John J. Ryan: The best precaution for cardiac arrest is to know CPR

Screening programs cannot predict commotio cordis

The collapse of NFL player Damar Hamlin during Monday’s game highlights the perils associated with pre-participation screening in sports.

Across the U.S., programs are in place in high schools, colleges and professional sports to assess for an increased risk of sudden cardiac death which, if found, typically excludes an athlete from continued participation in competitive sports. However, as we saw on Monday Night Football, despite all the resources available to the richest sports league in the world, we still had a person suffer a cardiac arrest on live TV.

Cardiac screening programs are well-intentioned. They involve a variety of tests evaluating for pre-existing cardiac conditions, such as heart rhythm abnormalities, structural heart disease or genetic cause of sudden cardiac death. However, they require a lot of expensive resources — development of protocols, getting a team of physicians and athletic trainers together, performing and interpreting electrocardiograms (EKG) and sometimes echocardiograms.

The incidence of sudden cardiac arrest among athletes is low, about 1 in 50,000, but because of the recognized tragedy of seeing or learning about the death of a young person through sports, significant time and money is invested in making this a never-event, which is unfortunately very hard to do.

Among NCAA college athletes, only about a third of conditions that cause cardiac arrest can be detected using EKG and echocardiogram. Therefore, a negative work-up in an asymptomatic athlete as part of a pre-participation screening can give a false sense of security. For example, unless the athlete has symptoms which trigger a more in-depth evaluation, coronary artery disease can be missed with EKG and echocardiogram. Furthermore, commotio cordis, a cause of sudden cardiac arrest where a blow to the chest during a vulnerable phase of the cardiac cycle can trigger an arrhythmia, can never be excluded by screening.

The best intervention to prevent sudden cardiac death of our athletes is to have wide-spread availability of people trained in cardiopulmonary resuscitation (CPR). Almost anyone who attends a sporting event of any form can and should know how to do chest compressions. Chest compressions are safe, effective and easy. There is no liability associated with doing chest compressions. There is significant liability associated with not doing them. No high level of training is needed.

Many states required CPR certification to graduate from high school. CPR training is offered through many avenues, such as club sports teams, church socials, work wellness programs. I once taught CPR to stylists in a hair salon. It is easy to learn, do and teach. In fact, most CPR that is learned ends up being used on family members, or people living within the same household. More than anything, even aside from sports, we should want to learn CPR so we can help those closest to us.
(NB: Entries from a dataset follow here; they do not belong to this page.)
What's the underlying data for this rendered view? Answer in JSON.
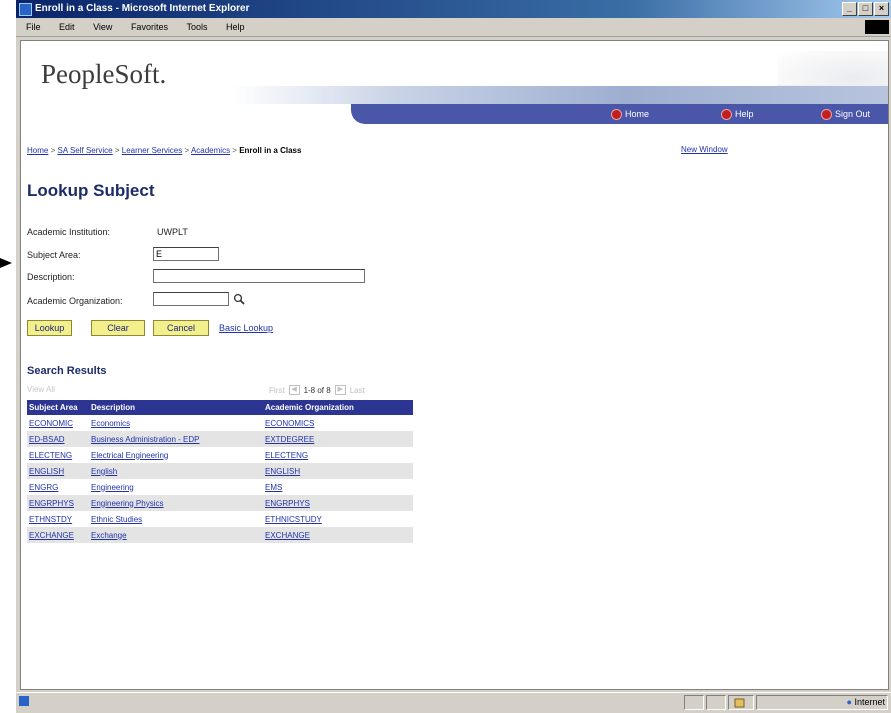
{
  "window": {
    "title": "Enroll in a Class - Microsoft Internet Explorer",
    "buttons": [
      "_",
      "□",
      "×"
    ]
  },
  "menu": [
    "File",
    "Edit",
    "View",
    "Favorites",
    "Tools",
    "Help"
  ],
  "header": {
    "logo": "PeopleSoft.",
    "nav": {
      "home": "Home",
      "help": "Help",
      "signout": "Sign Out"
    }
  },
  "breadcrumb": {
    "items": [
      "Home",
      "SA Self Service",
      "Learner Services",
      "Academics"
    ],
    "separator": ">",
    "current": "Enroll in a Class",
    "new_window": "New Window"
  },
  "page": {
    "title": "Lookup Subject",
    "institution_label": "Academic Institution:",
    "institution_value": "UWPLT",
    "subject_label": "Subject Area:",
    "subject_value": "E",
    "description_label": "Description:",
    "description_value": "",
    "org_label": "Academic Organization:",
    "org_value": ""
  },
  "buttons": {
    "lookup": "Lookup",
    "clear": "Clear",
    "cancel": "Cancel",
    "basic_lookup": "Basic Lookup"
  },
  "results": {
    "title": "Search Results",
    "view_all": "View All",
    "first": "First",
    "count": "1-8 of 8",
    "last": "Last",
    "headers": [
      "Subject Area",
      "Description",
      "Academic Organization"
    ],
    "rows": [
      [
        "ECONOMIC",
        "Economics",
        "ECONOMICS"
      ],
      [
        "ED-BSAD",
        "Business Administration - EDP",
        "EXTDEGREE"
      ],
      [
        "ELECTENG",
        "Electrical Engineering",
        "ELECTENG"
      ],
      [
        "ENGLISH",
        "English",
        "ENGLISH"
      ],
      [
        "ENGRG",
        "Engineering",
        "EMS"
      ],
      [
        "ENGRPHYS",
        "Engineering Physics",
        "ENGRPHYS"
      ],
      [
        "ETHNSTDY",
        "Ethnic Studies",
        "ETHNICSTUDY"
      ],
      [
        "EXCHANGE",
        "Exchange",
        "EXCHANGE"
      ]
    ]
  },
  "status": {
    "zone": "Internet"
  },
  "colors": {
    "nav_bar": "#4a56a8",
    "table_header": "#2d3592",
    "button_fill": "#f3ef8c"
  }
}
Significant emphasis is often placed on the benefits of having automated external defibrillators (AEDs) in public places. These are designed to electrically shock people out of an abnormal, life-threatening arrhythmia. Importantly, their use is as a complement to chest compressions. In fact, the American Heart Association many years ago introduced recommendations for hands-only CPR, with the research showing that this was just as successful as conventional CPR but was much easier to introduce in a timely manner.

The essence of hands-only CPR is that if someone is suspected of having a cardiac arrest, step one is to call 911 and step two is to do chest compressions, until the emergency medical services arrive. Now, in rural communities such as that we have here in Utah, that can take some time, which is likely where the role of AEDs becomes most significant, but the backbone of resuscitation remains chest compressions.

The response on the field to Damar Hamlin’s cardiac arrest was admirable. Trainers were at his side within seconds and CPR was started quickly. Monday Night Football showed us that screening to prevent cardiac events is never perfect, but the response should be.

John J. Ryan, M.D.

John J. Ryan, M.D., is an associate professor in the Department of Medicine, and director of the Pulmonary Hypertension Comprehensive Care Center, at the University of Utah.